CFP 04.12.2016

REG/AC Journal, issue: Non-Textual Utopias

Eingabeschluss : 15.01.2017

Julia Ramírez Blanco, Universitat de Barcelona

REG | AC
JOURNAL OF GLOBAL STUDIES AND CONTEMPORARY ART, Vol. 4 (2016)

Open call for participation in the thematic issue:
NON-TEXTUAL UTOPIAS

Editor: Julia Ramírez Blanco
Universitat de Barcelona

Critical Cartography of Art and Visuality in the Global Part III R+D Project (I+D+I HAR 2016-75100-P). Art Globalization Interculturality R+D Project (AGI/ART: 2014SGR 1050)
PI: Dr. Anna María Guasch

The Journal of Global Studies and Contemporary Art is an indexed journal and an open access online publication, which aims to analyse visuality, contemporary artistic practices and cultural conflicts through a global perspective. REG | AC is associated with the research group Art Globalization Interculturality (AGI) of the Art History Department in the University of Barcelona. In the context of the 500 anniversary of Thomas More´s Utopia, the fourth issue of REG | AC will be dedicated to NON-TEXTUAL UTOPIAS.

There is a long tradition of texts which address the subject of utopia through the literary genre which was initiated by Thomas More in 1516. However, for some time (at least since Karl Mannheim) utopian studies have included many other expressions of the social imagination, encompassing all forms of proposing profound social change, whose radical otherness becomes inconceivable or unrealisable from the ideological prejudices of the time in question. From that point of view, utopia can be seen more as a method than as a specific form (Ruth Levitas). For his part, Lyman Tower Sargent has spoken of the three faces of utopia: utopian literature, social theory, and utopian practice.

With his theorisation of the “principle of hope”, Ernst Bloch had already highlighted the role of art as a sphere of the creation of utopias. If the paintings of arcadias and paradises and the maps of ideal cities are an obvious manner of addressing the question, the matter becomes more complicated after the eighteenth century, when art starts to conceive of itself as an agent of social change, situated between the axes of representation and praxis.

Within the framework of the 500th anniversary of Thomas More’s Utopia, REG | AC journal dedicates a monographic edition to NON-TEXTUAL UTOPIAS, seeking to reflect on utopias that are not based on the written text. In this respect, our interest starts out from a reflection on artistic practices and the expression of the utopian within contemporary visual culture. However, understanding the symbolic as an expanded field that merges with the performative and the spatial, we also welcome contributions that consider the utopian dimensions of political and communitarian practices.

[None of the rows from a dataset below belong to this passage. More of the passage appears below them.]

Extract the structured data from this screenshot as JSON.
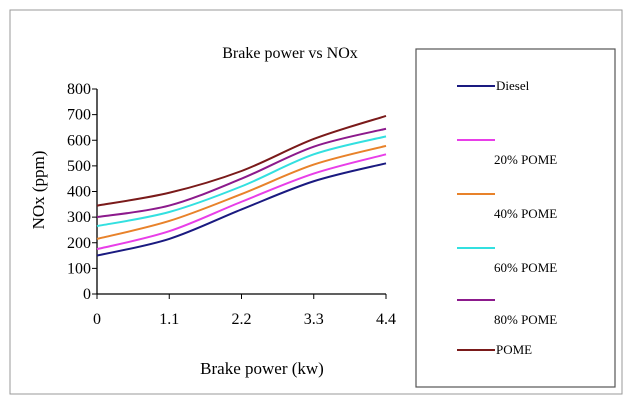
{
  "chart_data": {
    "type": "line",
    "title": "Brake power vs NOx",
    "xlabel": "Brake power (kw)",
    "ylabel": "NOx (ppm)",
    "categories": [
      "0",
      "1.1",
      "2.2",
      "3.3",
      "4.4"
    ],
    "x": [
      0,
      1.1,
      2.2,
      3.3,
      4.4
    ],
    "ylim": [
      0,
      800
    ],
    "yticks": [
      "0",
      "100",
      "200",
      "300",
      "400",
      "500",
      "600",
      "700",
      "800"
    ],
    "grid": false,
    "legend_position": "right",
    "series": [
      {
        "name": "Diesel",
        "color": "#1a1a80",
        "values": [
          150,
          215,
          330,
          440,
          510
        ]
      },
      {
        "name": "20% POME",
        "color": "#e83ee8",
        "values": [
          175,
          245,
          360,
          470,
          545
        ]
      },
      {
        "name": "40% POME",
        "color": "#e8822a",
        "values": [
          215,
          285,
          390,
          505,
          578
        ]
      },
      {
        "name": "60% POME",
        "color": "#33e0e0",
        "values": [
          265,
          320,
          420,
          545,
          615
        ]
      },
      {
        "name": "80% POME",
        "color": "#8c1a8c",
        "values": [
          300,
          345,
          450,
          575,
          645
        ]
      },
      {
        "name": "POME",
        "color": "#7a1a1a",
        "values": [
          345,
          395,
          480,
          605,
          695
        ]
      }
    ]
  }
}
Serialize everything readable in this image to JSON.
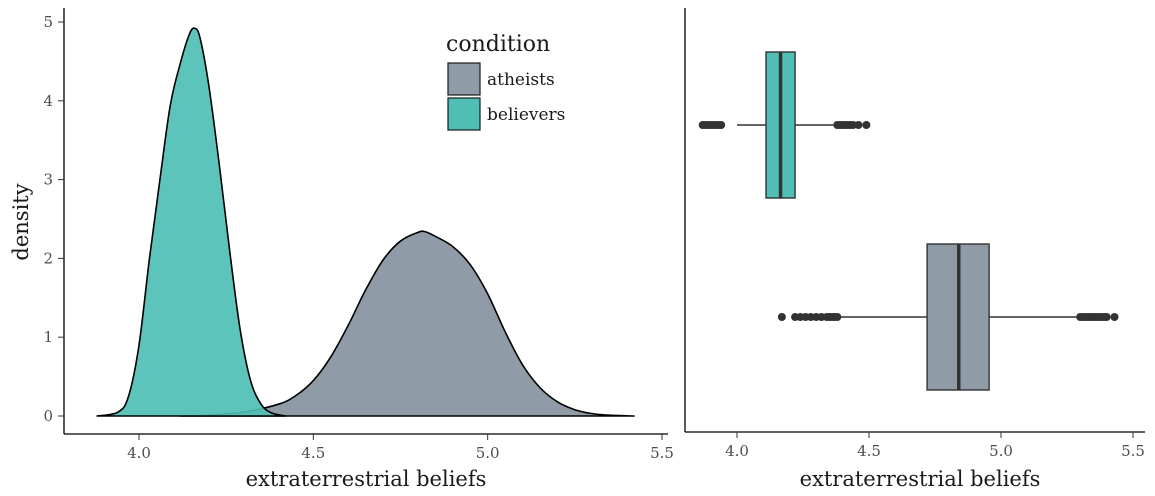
{
  "chart_data": [
    {
      "type": "area",
      "subtype": "density",
      "xlabel": "extraterrestrial beliefs",
      "ylabel": "density",
      "xlim": [
        3.85,
        5.5
      ],
      "ylim": [
        0,
        5.1
      ],
      "x_ticks": [
        "4.0",
        "4.5",
        "5.0",
        "5.5"
      ],
      "y_ticks": [
        "0",
        "1",
        "2",
        "3",
        "4",
        "5"
      ],
      "grid": false,
      "legend": {
        "title": "condition",
        "placement": "top-center",
        "entries": [
          "atheists",
          "believers"
        ]
      },
      "series": [
        {
          "name": "atheists",
          "color": "#8f9ca8",
          "x": [
            4.12,
            4.2,
            4.3,
            4.4,
            4.45,
            4.5,
            4.55,
            4.6,
            4.65,
            4.7,
            4.75,
            4.8,
            4.82,
            4.85,
            4.9,
            4.95,
            5.0,
            5.05,
            5.1,
            5.15,
            5.2,
            5.25,
            5.3,
            5.35,
            5.42
          ],
          "y": [
            0.0,
            0.01,
            0.05,
            0.15,
            0.26,
            0.45,
            0.75,
            1.15,
            1.6,
            1.98,
            2.22,
            2.33,
            2.34,
            2.28,
            2.15,
            1.92,
            1.55,
            1.07,
            0.65,
            0.36,
            0.18,
            0.08,
            0.03,
            0.01,
            0.0
          ]
        },
        {
          "name": "believers",
          "color": "#4fbfb5",
          "x": [
            3.88,
            3.94,
            3.97,
            4.0,
            4.03,
            4.06,
            4.09,
            4.12,
            4.145,
            4.16,
            4.175,
            4.2,
            4.23,
            4.26,
            4.29,
            4.32,
            4.35,
            4.38,
            4.42
          ],
          "y": [
            0.0,
            0.05,
            0.25,
            0.9,
            2.0,
            3.0,
            3.95,
            4.5,
            4.85,
            4.92,
            4.8,
            4.2,
            3.2,
            2.1,
            1.1,
            0.45,
            0.15,
            0.04,
            0.0
          ]
        }
      ]
    },
    {
      "type": "box",
      "xlabel": "extraterrestrial beliefs",
      "xlim": [
        3.85,
        5.5
      ],
      "x_ticks": [
        "4.0",
        "4.5",
        "5.0",
        "5.5"
      ],
      "grid": false,
      "series": [
        {
          "name": "believers",
          "color": "#4fbfb5",
          "whisker_low": 4.0,
          "q1": 4.11,
          "median": 4.165,
          "q3": 4.22,
          "whisker_high": 4.37,
          "outliers": [
            3.87,
            3.88,
            3.89,
            3.9,
            3.91,
            3.92,
            3.93,
            3.94,
            4.38,
            4.39,
            4.4,
            4.41,
            4.42,
            4.43,
            4.44,
            4.46,
            4.49
          ]
        },
        {
          "name": "atheists",
          "color": "#8f9ca8",
          "whisker_low": 4.39,
          "q1": 4.72,
          "median": 4.84,
          "q3": 4.955,
          "whisker_high": 5.29,
          "outliers": [
            4.17,
            4.22,
            4.24,
            4.26,
            4.28,
            4.3,
            4.32,
            4.34,
            4.35,
            4.36,
            4.37,
            4.38,
            5.3,
            5.31,
            5.32,
            5.33,
            5.34,
            5.35,
            5.36,
            5.37,
            5.38,
            5.39,
            5.4,
            5.43
          ]
        }
      ]
    }
  ]
}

Despite centring ourselves on a temporal framework of the period since the fall of the Berlin Wall, we are also interested in studies that approach the context of the twentieth century and the end of the nineteenth century. We seek texts, images, or artistic projects that deal with subjects such as:

- Utopia in art and architecture
- Utopian imagination based on the visual
- Iconographies of Utopia
- Art and communitarian practice
- Political imagination and utopia
- Contemporary communes
- Activism and utopia
- Non-Western utopias
- Filmic Utopias and science fiction
- Dimensions of possibility and impossibility within utopia
- The relationship between utopia and reality.

Author guidelines

REG/AC is an indexed journal, and thus the articles must be unpublished and written according APA citation guidelines (see: http://revistes.ub.edu/index.php/REGAC/about/submissions). Articles will be evaluated through peer review by two anonymous referees. The journal will be distributed under a Creative Commons license: this will enable the work to be shared with third parties by previously providing their acknowledgement of authorship, its initial publication in this journal, and its conditions of license.

The length of the articles must be between 20,000 and 40,000 characters (3000-6000 words), in addition to images if the author wishes to include them (in this case, the author will be responsible for asking permission to publish them, following the author guidelines about "Use of images": http://revistes.ub.edu/index.php/REGAC/about/submissions#authorGuideline).

Call instructions

To participate in the call, please send an email to info.regacgmail.com with the subject "REGAC UTOPIAS". Attached should be an abstract of your proposal in two documents (WORD and PDF) including: 1) Title, 2) A 1500 characters Abstract (250 words), 3) Keywords, 4) A brief CV of the author, specifying educational background, academic and professional activity, publications, and contact details. Considering the bilingual nature of REG|AC Journal, proposals are accepted both in English and Spanish.

The call for abstracts submission is open from December 1 to January 15 2017, both included. The Editorial Committee will conduct the evaluation and selection of articles, and authors will be notified of acceptance for the publication within 15 days from the abstract deadline. The reception period for the acceptance of selected articles will be open between January 15 and April 15, 2017.